EDITORIAL: College: If you build it, they will come
October 4, 2005
“All the pretty chicks with the crimson lips go, ‘Cleveland Rocks! Cleveland Rocks!'”
Or does it?
Just a few short days after the Cleveland Indians lost their chance at playoff glory (and one short day after Boston, the team who made it instead of Cleveland, began their playoff games), we wonder: Why does Cleveland have such bad luck?
Sure, many would say that the Indians weren’t even supposed to be that close, that their final record was much better than anticipated and that this is a young team that can dominate next year, but we here at the Daily Kent Stater editorial board don’t just mean the Indians. We mean the entire city.
Cleveland, at first glance, has everything one could hope for in a large city: Numerous sports teams; an arts center; small, ethnically-diverse communities; a nice downtown district; LeBron James lighting up basketball courts for six to eight months out of the year-the list goes on and on. And yet, there seems to be something lacking from this city.

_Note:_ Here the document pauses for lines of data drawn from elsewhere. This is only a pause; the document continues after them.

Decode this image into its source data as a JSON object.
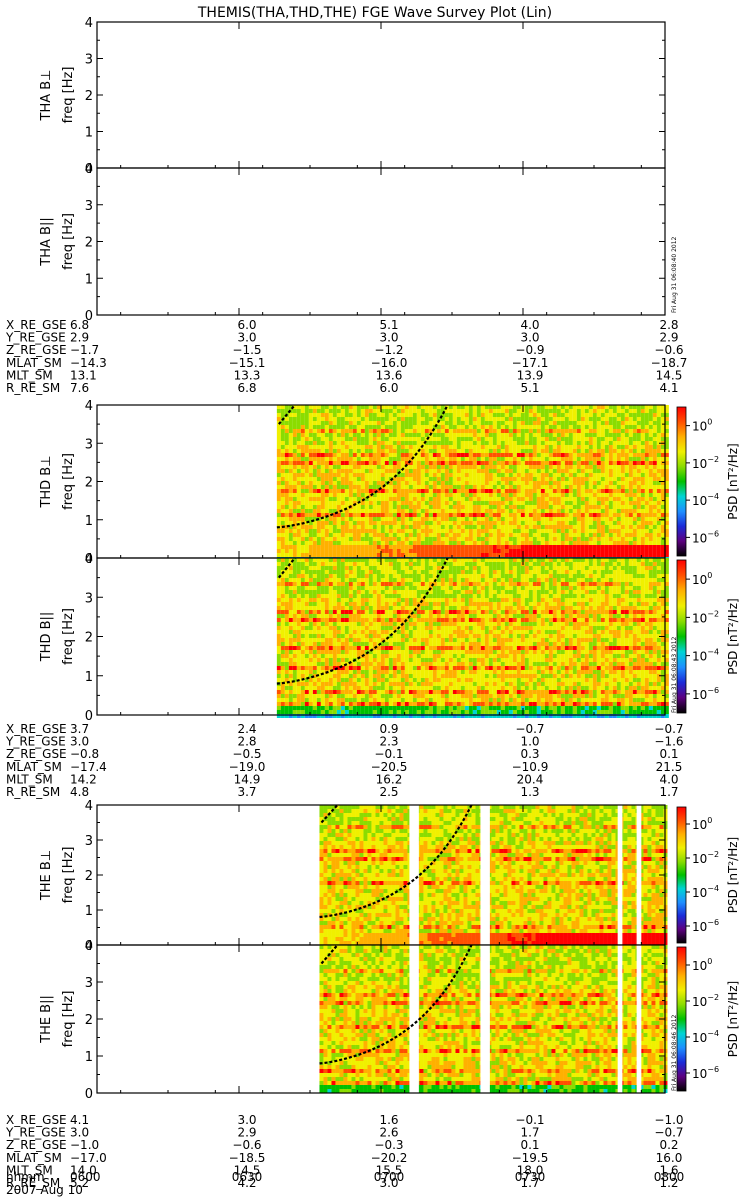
{
  "title": "THEMIS(THA,THD,THE) FGE Wave Survey Plot (Lin)",
  "date_label": "2007 Aug 10",
  "stamps": [
    "Fri Aug 31 06:08:40 2012",
    "Fri Aug 31 06:08:43 2012",
    "Fri Aug 31 06:08:46 2012"
  ],
  "colorbar": {
    "label": "PSD [nT²/Hz]",
    "scale": "log",
    "range_exponent": [
      -7,
      1
    ],
    "tick_exponents": [
      0,
      -2,
      -4,
      -6
    ],
    "colors": [
      "#000000",
      "#5c0080",
      "#1b2bd8",
      "#1e90ff",
      "#00d4d4",
      "#00c000",
      "#8bdc00",
      "#f0f000",
      "#ffb000",
      "#ff5000",
      "#ff0000"
    ]
  },
  "chart_data": {
    "type": "heatmap",
    "x_axis": {
      "label": "hhmm",
      "ticks": [
        "0600",
        "0630",
        "0700",
        "0730",
        "0800"
      ],
      "range": [
        "06:00",
        "08:00"
      ]
    },
    "y_axis": {
      "label": "freq [Hz]",
      "range": [
        0,
        4
      ],
      "ticks": [
        0,
        1,
        2,
        3,
        4
      ]
    },
    "panels": [
      {
        "probe": "THA",
        "component": "B⊥",
        "label": "THA B⊥",
        "data_coverage": null
      },
      {
        "probe": "THA",
        "component": "B||",
        "label": "THA B||",
        "data_coverage": null
      },
      {
        "probe": "THD",
        "component": "B⊥",
        "label": "THD B⊥",
        "data_coverage": [
          "06:38",
          "08:00"
        ],
        "gaps": []
      },
      {
        "probe": "THD",
        "component": "B||",
        "label": "THD B||",
        "data_coverage": [
          "06:38",
          "08:00"
        ],
        "gaps": []
      },
      {
        "probe": "THE",
        "component": "B⊥",
        "label": "THE B⊥",
        "data_coverage": [
          "06:47",
          "08:00"
        ],
        "gaps": [
          [
            "07:06",
            "07:08"
          ],
          [
            "07:21",
            "07:23"
          ],
          [
            "07:50",
            "07:51"
          ],
          [
            "07:54",
            "07:55"
          ]
        ]
      },
      {
        "probe": "THE",
        "component": "B||",
        "label": "THE B||",
        "data_coverage": [
          "06:47",
          "08:00"
        ],
        "gaps": [
          [
            "07:06",
            "07:08"
          ],
          [
            "07:21",
            "07:23"
          ],
          [
            "07:50",
            "07:51"
          ],
          [
            "07:54",
            "07:55"
          ]
        ]
      }
    ],
    "ephemeris": [
      {
        "probe": "THA",
        "rows": [
          {
            "name": "X_RE_GSE",
            "values": [
              "6.8",
              "6.0",
              "5.1",
              "4.0",
              "2.8"
            ]
          },
          {
            "name": "Y_RE_GSE",
            "values": [
              "2.9",
              "3.0",
              "3.0",
              "3.0",
              "2.9"
            ]
          },
          {
            "name": "Z_RE_GSE",
            "values": [
              "−1.7",
              "−1.5",
              "−1.2",
              "−0.9",
              "−0.6"
            ]
          },
          {
            "name": "MLAT_SM",
            "values": [
              "−14.3",
              "−15.1",
              "−16.0",
              "−17.1",
              "−18.7"
            ]
          },
          {
            "name": "MLT_SM",
            "values": [
              "13.1",
              "13.3",
              "13.6",
              "13.9",
              "14.5"
            ]
          },
          {
            "name": "R_RE_SM",
            "values": [
              "7.6",
              "6.8",
              "6.0",
              "5.1",
              "4.1"
            ]
          }
        ]
      },
      {
        "probe": "THD",
        "rows": [
          {
            "name": "X_RE_GSE",
            "values": [
              "3.7",
              "2.4",
              "0.9",
              "−0.7",
              "−0.7"
            ]
          },
          {
            "name": "Y_RE_GSE",
            "values": [
              "3.0",
              "2.8",
              "2.3",
              "1.0",
              "−1.6"
            ]
          },
          {
            "name": "Z_RE_GSE",
            "values": [
              "−0.8",
              "−0.5",
              "−0.1",
              "0.3",
              "0.1"
            ]
          },
          {
            "name": "MLAT_SM",
            "values": [
              "−17.4",
              "−19.0",
              "−20.5",
              "−10.9",
              "21.5"
            ]
          },
          {
            "name": "MLT_SM",
            "values": [
              "14.2",
              "14.9",
              "16.2",
              "20.4",
              "4.0"
            ]
          },
          {
            "name": "R_RE_SM",
            "values": [
              "4.8",
              "3.7",
              "2.5",
              "1.3",
              "1.7"
            ]
          }
        ]
      },
      {
        "probe": "THE",
        "rows": [
          {
            "name": "X_RE_GSE",
            "values": [
              "4.1",
              "3.0",
              "1.6",
              "−0.1",
              "−1.0"
            ]
          },
          {
            "name": "Y_RE_GSE",
            "values": [
              "3.0",
              "2.9",
              "2.6",
              "1.7",
              "−0.7"
            ]
          },
          {
            "name": "Z_RE_GSE",
            "values": [
              "−1.0",
              "−0.6",
              "−0.3",
              "0.1",
              "0.2"
            ]
          },
          {
            "name": "MLAT_SM",
            "values": [
              "−17.0",
              "−18.5",
              "−20.2",
              "−19.5",
              "16.0"
            ]
          },
          {
            "name": "MLT_SM",
            "values": [
              "14.0",
              "14.5",
              "15.5",
              "18.0",
              "1.6"
            ]
          },
          {
            "name": "R_RE_SM",
            "values": [
              "5.2",
              "4.2",
              "3.0",
              "1.7",
              "1.2"
            ]
          }
        ]
      }
    ]
  }
}
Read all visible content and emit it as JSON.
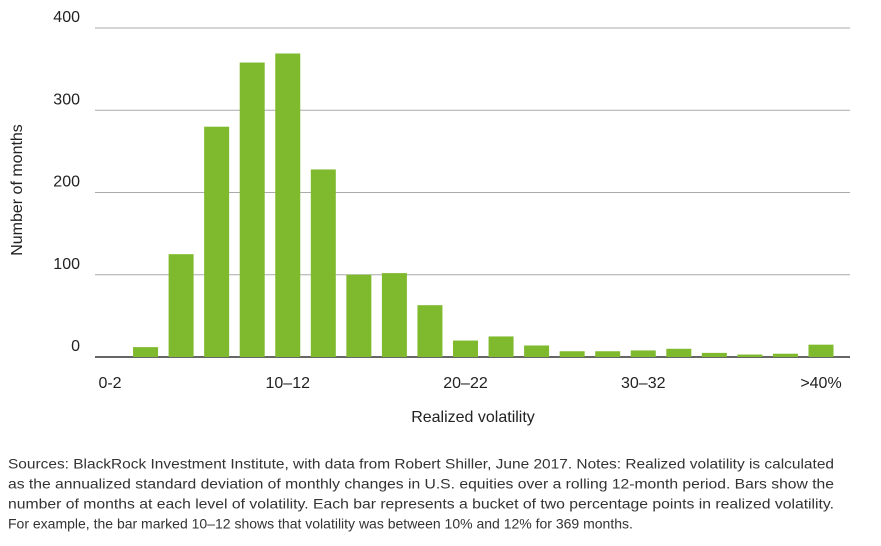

Voted just a short year ago to be one of the worst places to live, with the highest violent crime rate (it actually beat Detroit and Chicago-too bad crime isn’t baseball) and abounding political scandals, Cleveland isn’t as friendly as one would hope, particularly for a midwest town.
Other cities seem to have a better handle on things. Columbus is a thriving international city whose borders keep growing. Cincinnati, at least, has gotten past its legacy of the Pete Rose scandal and having Jerry Springer as a former mayor to a town that embodies a certain twist of midwest and southern-genteel notions (and a football team that is winning games it shouldn’t win).
The one thing that really stands out, then, is the lack of a really good college. This is to say nothing against Case Western Reserve or even John Carroll, but neither stand up to Ohio State University, University of Cincinnati or even University of Akron.
It appears that if you remove colleges from a city, the city loses some sort of vivacity, some sort of vitality. It loses that thing that causes a city to appear to be great, but is, in reality, sub-par.
Oh well. Only so much can be done, and fans of Cleveland can be thankful for this much: At least the Browns had a bye this week, or this editorial would probably be 300 words longer.
The above editorial is the consensus of the Daily Kent Stater editorial board, whose members are listed to the left.